Professor of Philosophy, Harvard University
1873 to 1966

William Ernest Hocking, American philosopher, was born in Cleveland, Ohio, on 10 August 1873. Soon after his birth, his father, a homeopathic physician, moved the family to Joliet, Illinois. The Methodism of his upbringing profoundly shaped his faith conviction. Hocking worked as a surveyor, mapmaker, and illustrator before enrolling at Iowa State College of Agriculture and Mechanic Arts in 1894 to train for a career in engineering. His reading of William James’s The Principles of Psychology inspired him to pursue studies at Harvard, where he was taught by James and Josiah Royce, graduating A.M. in 1901. During 1902–1903 Hocking studied in Germany at Göttingen with Edmund Husserl (the first American student to do so), with Wilhelm Dilthey in Berlin, and also at Heidelberg.

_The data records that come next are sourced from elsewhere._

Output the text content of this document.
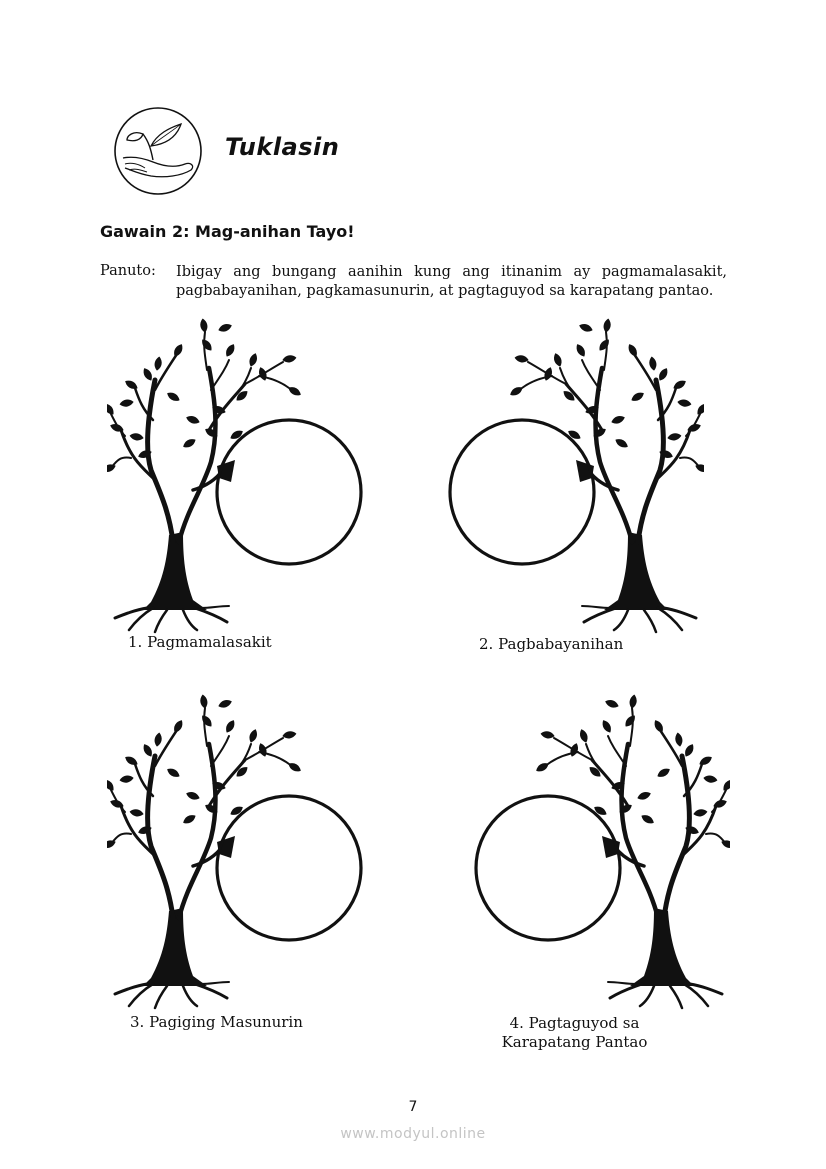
Tuklasin
Gawain 2: Mag-anihan Tayo!
Panuto: Ibigay ang bungang aanihin kung ang itinanim ay pagmamalasakit, pagbabayanihan, pagkamasunurin, at pagtaguyod sa karapatang pantao.
1. Pagmamalasakit	2. Pagbabayanihan
3. Pagiging Masunurin	4. Pagtaguyod sa Karapatang Pantao
7
www.modyul.online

Harvard awarded him a Ph.D. in 1904.

Hocking served as professor of philosophy at Yale (1908-1913) and Harvard from 1913 until his retirement in 1943. He has been described as ‘second only to John Dewey in the breadth of his thinking’ (see Lachs and Hester, eds., A William Ernest Hocking Reader). After the death of his teacher Josiah Royce, Hocking was appointed to the extremely prestigious Alford Professorship of Natural Religion, Moral Philosophy and Civil Polity (1920-1943). His contribution to philosophical discourse, sometimes described as ‘negative pragmatism’ (‘That which does not work is not true’), also draws upon idealism, empiricism and naturalism. He sought to move beyond modern liberalism by radicalizing the liberty and power of the individual, and argued for the value of Christianity in the construction of world civilization. Hocking served the Layman’s Foreign Missions Inquiry as chairman of their Commission of Appraisal, resulting in the publication in 1932 of Re-thinking Missions: A Laymen’s Inquiry After One Hundred Years. He was appointed Gifford Lecturer in Natural Theology at Glasgow University, lecturing on ‘Fact and Destiny’ in 1938-1939, and delivered the Hibbert Lectures in 1939 on the theme ‘Living Religions and a World Faith’ (published under the same title in 1940).

Although interest in his work diminished quickly after World War II, coinciding with idealism’s general fall from fashion, William Hocking was truly one of the giants of philosophy in the first half of the twentieth century. He served on the front during World War I, and was a member of the Society of Mayflower Descendents and the American Society of Puritan Descendents. He was married to Agnes Boyle O’Reilly, and their son, Richard Hocking, followed in his father’s footsteps as a teacher of philosophy at University of Chicago. After his retirement in 1943, Hocking moved to a farm in New Hampshire, where he continued to write and lecture until his death on 12 June 1966.

Hocking’s key writings include The Meaning of God in Human Experience: A Philosophic Study of Religion (1912), Morale and Its Enemies (1918), Human Nature and Its Remaking (1923), Man and State (1926), Types of Philosophy (1929), Thoughts on Life and Death (1937), The Lasting Elements of Individualism (1937), Science and the Idea of God (1944), The Coming World Civilization (1956) and The Meaning of Immortality in Human Experience (1957). A William Ernest Hocking Reader, with Commentary (2004) was coedited by John Lachs and D. Micah Hester.